The child was silent for a few moments and Marguerite turned again to her own thoughts. She scarcely heard him when he spoke again:

“Heaven is up in the sky, ain’t it, Daisy?”

His eyes were caught by the sunset glow on the Hermosa mountains and he did not press her for confirmation of his idea. The swelling flanks and the towers and pinnacles and castellated crags of the rugged Hermosa range were glowing and flaming with the tenderest, deepest pink, as though the living granite had been dyed in the blood of crimson roses. The eastern sky, vivid with seashell tints, hovered so low that the topmost crags seemed to support its glowing colors. It was no wonder that the child’s mind, already awed and made receptive by his thoughts of Heaven, was at once filled with the idea that its gates had been opened before him. He dropped his sister’s finger and went forward a few steps, his eager eyes fixed on the glory that flamed in the east, and his heart beating wildly with the thought that if he ran on a little way he could go in and see his mother. Of course, she would see him coming and she would run out to meet him and take him in her arms, just as Marguerite did when he came home from Janey’s. Filled with the sudden, imperious impulse, he ran down the hill on which they were standing, across the dry, sandy bed of a watercourse, and up the hill on the other side. The miracle of beauty which dazzled him was of almost daily occurrence, but, baby that he was, he had never noticed it before.

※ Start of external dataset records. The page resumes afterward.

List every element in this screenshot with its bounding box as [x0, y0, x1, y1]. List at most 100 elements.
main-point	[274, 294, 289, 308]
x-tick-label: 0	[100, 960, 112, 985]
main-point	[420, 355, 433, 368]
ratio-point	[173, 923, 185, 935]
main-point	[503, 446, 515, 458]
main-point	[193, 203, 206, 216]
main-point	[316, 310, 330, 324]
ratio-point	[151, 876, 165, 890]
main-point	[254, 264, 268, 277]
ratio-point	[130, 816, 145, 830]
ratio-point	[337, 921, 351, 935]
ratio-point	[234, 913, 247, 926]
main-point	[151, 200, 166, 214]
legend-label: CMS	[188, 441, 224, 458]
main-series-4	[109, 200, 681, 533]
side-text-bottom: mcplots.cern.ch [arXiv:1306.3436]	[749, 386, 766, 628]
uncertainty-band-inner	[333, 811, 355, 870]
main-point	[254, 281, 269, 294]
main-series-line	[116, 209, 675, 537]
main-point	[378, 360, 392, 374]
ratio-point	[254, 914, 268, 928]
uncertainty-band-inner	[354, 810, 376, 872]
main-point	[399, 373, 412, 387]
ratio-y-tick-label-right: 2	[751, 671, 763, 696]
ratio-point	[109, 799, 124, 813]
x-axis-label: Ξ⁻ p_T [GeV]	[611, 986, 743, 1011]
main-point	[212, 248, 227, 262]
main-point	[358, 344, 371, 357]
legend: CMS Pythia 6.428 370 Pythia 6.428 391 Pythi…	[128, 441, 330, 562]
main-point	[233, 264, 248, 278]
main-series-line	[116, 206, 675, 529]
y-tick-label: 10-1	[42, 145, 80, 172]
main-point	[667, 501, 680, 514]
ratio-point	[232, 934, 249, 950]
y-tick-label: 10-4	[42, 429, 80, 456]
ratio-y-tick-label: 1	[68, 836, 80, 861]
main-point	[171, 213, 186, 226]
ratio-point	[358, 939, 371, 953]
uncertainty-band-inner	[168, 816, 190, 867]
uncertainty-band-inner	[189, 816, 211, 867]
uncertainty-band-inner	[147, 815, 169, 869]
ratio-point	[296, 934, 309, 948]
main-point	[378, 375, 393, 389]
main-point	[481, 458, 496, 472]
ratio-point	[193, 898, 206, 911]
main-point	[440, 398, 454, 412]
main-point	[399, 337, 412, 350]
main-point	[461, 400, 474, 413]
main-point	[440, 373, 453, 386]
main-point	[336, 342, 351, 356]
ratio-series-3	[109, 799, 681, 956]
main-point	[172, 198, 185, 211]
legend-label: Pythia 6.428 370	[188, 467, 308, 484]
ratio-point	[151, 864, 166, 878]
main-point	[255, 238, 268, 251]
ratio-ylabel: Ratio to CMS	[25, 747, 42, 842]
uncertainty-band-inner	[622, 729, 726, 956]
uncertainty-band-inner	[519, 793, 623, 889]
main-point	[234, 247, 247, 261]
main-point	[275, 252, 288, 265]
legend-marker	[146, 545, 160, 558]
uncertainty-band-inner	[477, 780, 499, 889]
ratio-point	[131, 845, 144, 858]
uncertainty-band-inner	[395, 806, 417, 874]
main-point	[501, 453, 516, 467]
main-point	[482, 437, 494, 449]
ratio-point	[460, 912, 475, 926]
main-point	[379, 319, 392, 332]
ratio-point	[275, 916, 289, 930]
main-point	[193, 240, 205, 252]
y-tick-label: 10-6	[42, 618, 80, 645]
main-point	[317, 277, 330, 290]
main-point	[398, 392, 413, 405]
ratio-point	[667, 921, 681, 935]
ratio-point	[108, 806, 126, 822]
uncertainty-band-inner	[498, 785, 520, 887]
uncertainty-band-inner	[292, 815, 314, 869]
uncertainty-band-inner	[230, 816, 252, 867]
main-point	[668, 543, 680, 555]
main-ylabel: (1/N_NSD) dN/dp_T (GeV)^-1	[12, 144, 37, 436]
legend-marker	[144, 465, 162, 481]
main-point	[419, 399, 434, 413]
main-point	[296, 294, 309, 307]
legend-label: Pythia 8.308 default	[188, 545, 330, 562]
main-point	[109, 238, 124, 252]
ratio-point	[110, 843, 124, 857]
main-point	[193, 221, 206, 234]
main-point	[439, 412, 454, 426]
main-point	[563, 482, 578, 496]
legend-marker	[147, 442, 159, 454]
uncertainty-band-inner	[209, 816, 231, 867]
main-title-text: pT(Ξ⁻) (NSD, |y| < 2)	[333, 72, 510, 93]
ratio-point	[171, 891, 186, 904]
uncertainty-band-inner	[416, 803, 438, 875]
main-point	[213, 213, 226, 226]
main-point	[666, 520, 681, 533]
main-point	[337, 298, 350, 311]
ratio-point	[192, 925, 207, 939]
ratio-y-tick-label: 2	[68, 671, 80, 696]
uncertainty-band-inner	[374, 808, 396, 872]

Marguerite took Wellesly’s letter from her pocket when Paul dropped her hand, and, turning to get the sunset light on the page, read it over and over. She knew Paul had run on ahead, but thought he was playing in the arroyo. She folded the letter slowly and put it in her pocket again and watched for a few moments the glowing banks of color that filled the western sky. Then she looked down the little hill and along the arroyo, calling, “Come, Paul! We must go home.” But the sturdy little figure was nowhere in sight. At that moment he was crossing the second hill beyond. She ran up and down the arroyo calling, “Paul! Paul!” at the top of her voice. Gathering her white skirts in one hand, she rushed to the top of the hill and called again and again. But there was no reply. As she listened, straining forward, all the earth seemed strangely still. The silence struck back upon her heart suffocatingly. Over the crest of the next hill Paul heard her voice and hid behind a big, close clump of feathery mesquite, fearful lest she should find him and take him home again. Across the arroyo she ran, and up to the hill-top, where she stood and called and looked eagerly about. But he, intent on carrying out his plan of reaching the rosy, glowing gates of Heaven over there such a little way, crouched close behind the spreading bush and made no answer.

“He would not have gone so far,” she thought, anxiously. “He must be back there in one of those arroyos.”

She ran back and hurried farther up and down, first one and then the other gulch, calling the little one’s name and straining her eyes through the dusk that had begun to gather for a glimpse of his flaxen curls and red cap. Paul, meanwhile, was scurrying across the hills as fast as his two fat, determined legs could carry him, straight toward the deepening, darkening glory upon the mountains.